Apologia 34b-35d: Conclusão da defesa

Assim seja, ó cidadãos: é mais ou menos isso que eu poderei dizer em minha defesa ou qualquer coisa semelhante. Provavelmente, porém, algum de vós poderá ficar encolerizado, recordando-se de si mesmo. Se sustentou uma contenda embora em menor proporções do que essa minha, pediu e suplicou aos juízes, com muitas lágrimas, trazendo aqui os filhos, e muitos outros parentes e amigos, a fim de mover a piedade ao seu favor. Eu não farei certamente nada disso, embora vá ao encontro, como se pode acreditar, do extremo perigo. É possível que qualquer um, considerando isso, pudesse irritar-se contra mim, e, encolerizado por isso mesmo, desse o voto com ira. Se, de fato, algum de vós está em está em tal estado de alma, a mim me parece que poderei dizer-lhe o seguinte: Também eu, meu caro, tenho uma família, e bem posso, como em Homero, dizer que não nasci: “de um carvalho nem de um rochedo”, pois eu também tenho parentes e filhinhos, ó cidadãos atenienses: três, um já jovenzinho e duas meninas; mas contudo, não farei vir aqui nenhum deles para vos rogar a minha absolvição.

Porque razão não farei nada disso? Não é por soberbia, ó atenienses, nem por desprezo que eu tenha por vós, mas que eu seja corajoso ao menos defronte a morte, isto é outra coisa. Tratando-se de honra, não me parece belo, nem para mim nem para vós, para toda cidade, que eu faça tal, na idade em que estou, e com este nome de sábio que me dão, seja ele merecido ou não. O fato é que me foi criada a fama de ser este Sócrates em quem há alguma coisa pela qual se torna superior à maioria dos homens. Ora, se aqueles que entre nós, tem a reputação de ser superiores aos demais, pela sabedoria, pela coragem, ou por qualquer outro mérito procedessem de tal modo, seria bem feito.

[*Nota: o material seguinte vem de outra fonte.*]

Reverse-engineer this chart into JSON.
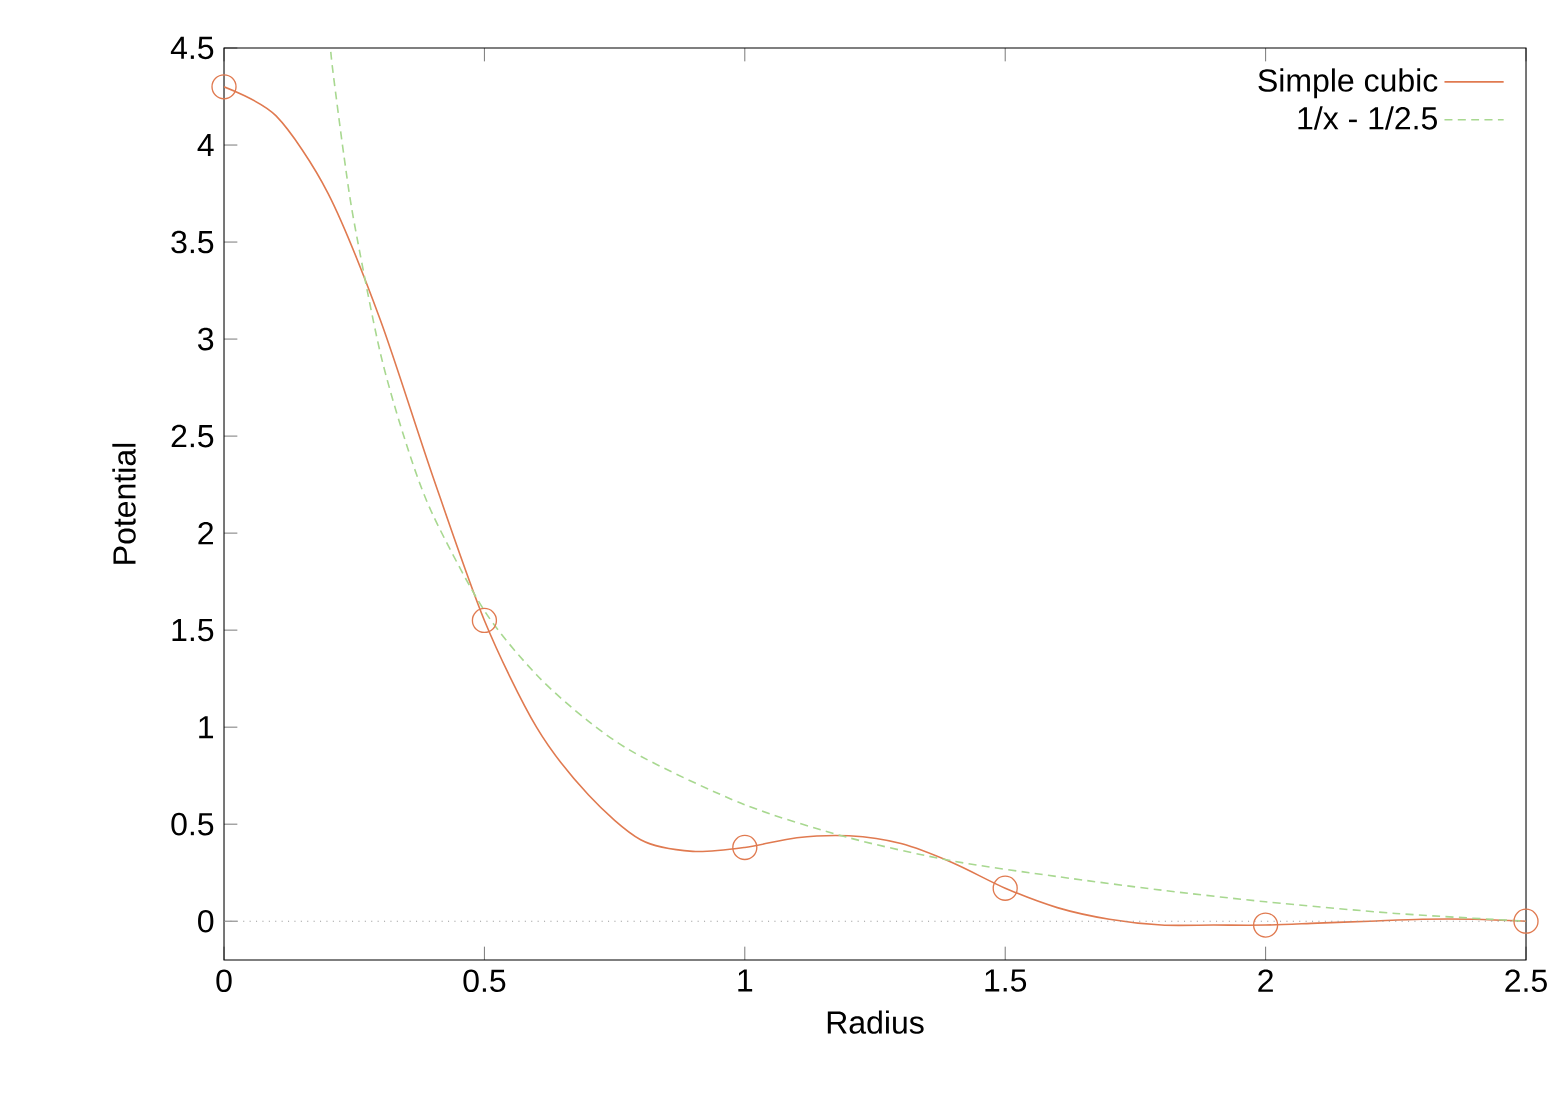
{
  "chart_data": {
    "type": "line",
    "xlabel": "Radius",
    "ylabel": "Potential",
    "xlim": [
      0,
      2.5
    ],
    "ylim": [
      -0.2,
      4.5
    ],
    "xticks": [
      0,
      0.5,
      1,
      1.5,
      2,
      2.5
    ],
    "yticks": [
      0,
      0.5,
      1,
      1.5,
      2,
      2.5,
      3,
      3.5,
      4,
      4.5
    ],
    "grid": false,
    "legend": "top right",
    "series": [
      {
        "name": "Simple cubic",
        "color": "#e07a50",
        "line_style": "solid",
        "marker": "none",
        "x": [
          0,
          0.1,
          0.2,
          0.3,
          0.4,
          0.5,
          0.6,
          0.7,
          0.8,
          0.9,
          1.0,
          1.1,
          1.2,
          1.3,
          1.4,
          1.5,
          1.6,
          1.7,
          1.8,
          1.9,
          2.0,
          2.1,
          2.2,
          2.3,
          2.4,
          2.5
        ],
        "values": [
          4.3,
          4.15,
          3.75,
          3.1,
          2.3,
          1.55,
          1.0,
          0.65,
          0.42,
          0.36,
          0.38,
          0.43,
          0.44,
          0.4,
          0.3,
          0.17,
          0.07,
          0.01,
          -0.02,
          -0.02,
          -0.02,
          -0.01,
          0.0,
          0.01,
          0.01,
          0.0
        ]
      },
      {
        "name": "1/x - 1/2.5",
        "color": "#a8d890",
        "line_style": "dashed",
        "marker": "none",
        "x": [
          0.205,
          0.21,
          0.23,
          0.25,
          0.3,
          0.35,
          0.4,
          0.5,
          0.6,
          0.7,
          0.8,
          1.0,
          1.2,
          1.4,
          1.6,
          1.8,
          2.0,
          2.25,
          2.5
        ],
        "values": [
          4.48,
          4.36,
          3.95,
          3.6,
          2.93,
          2.46,
          2.1,
          1.6,
          1.27,
          1.03,
          0.85,
          0.6,
          0.43,
          0.31,
          0.23,
          0.16,
          0.1,
          0.04,
          0.0
        ]
      },
      {
        "type": "scatter",
        "color": "#e07a50",
        "marker": "circle",
        "x": [
          0,
          0.5,
          1,
          1.5,
          2,
          2.5
        ],
        "values": [
          4.3,
          1.55,
          0.38,
          0.17,
          -0.02,
          0.0
        ]
      }
    ],
    "ref_lines": [
      {
        "axis": "y",
        "value": 0,
        "color": "#999999",
        "line_style": "dotted"
      }
    ]
  }
}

Frequentemente já notei essa atitude, quando são elas julgadas, em pessoas que, malgrado a reputação de homens de valor que tem, se entregam a extraordinárias manifestações, inspiradas pela ideia de que será coisa terrível ter de morrer: como se, no caso em que vós não o mandásseis à morte, devessem eles ser imortais. São esses homens que, a meu ver, cobrem a cidade de vergonha, e que poderiam suscitar entre os estrangeiros a convicção de aqueles que os próprios atenienses escolheram, de preferência, para serem os seus magistrados e para as demais dignidades, não se diferenciem das mulheres!

É um procedimento, atenienses, que não deverá ser o vosso, quando possuirdes reputação em qualquer gênero de valor que seja; e que não deveis permitir seja o meu, caso eu tenha alguma reputação, pois o que deveis fazer é justamente que se compreenda isto: que aquele que se apresenta no tribunal representando estes dramas lamentáveis será mais certamente condenado por vós do que o que permanece tranquilo.

Mas mesmo não fazendo caso da reputação, ó cidadãos, não me parece também justo suplicar aos juízes e evitar a condenação com rogos, mas iluminá-los e persuadi-los. Que o juiz não ceda já por isso, não dispense sentença a favor, mas a pronuncie retamente e jure condescender com quem lhe agrada, mas proceder segundo as leis. Por isso, nem nós devemos habituar-vos a proceder contra o vosso juramento, nem vós deveis permitir que nos habituemos a fazê-lo.

Não espereis, cidadãos atenienses, que eu seja constrangido a fazer, diante de vós, coisas tais que não considero nem belas, nem justas, nem santas, especialmente agora, por Zeus, que sou acusado de impiedade por Meleto.

É evidente que, se com todo vosso juramento, eu vos persuadisse e com palavras vos forçasse, eu vos ensinaria a considerar que não existem deuses, e assim, enquanto me defendo, em realidade me acusaria, só pelo fato de não crer nos deuses.

Mas a coisa está bem longe de ser assim; porquanto, cidadãos atenienses, creio neles, como nenhum dos meus acusadores, e encarrego a vós e ao deus de julgar a mim, do modo que puder ser o melhor para mim e para vós.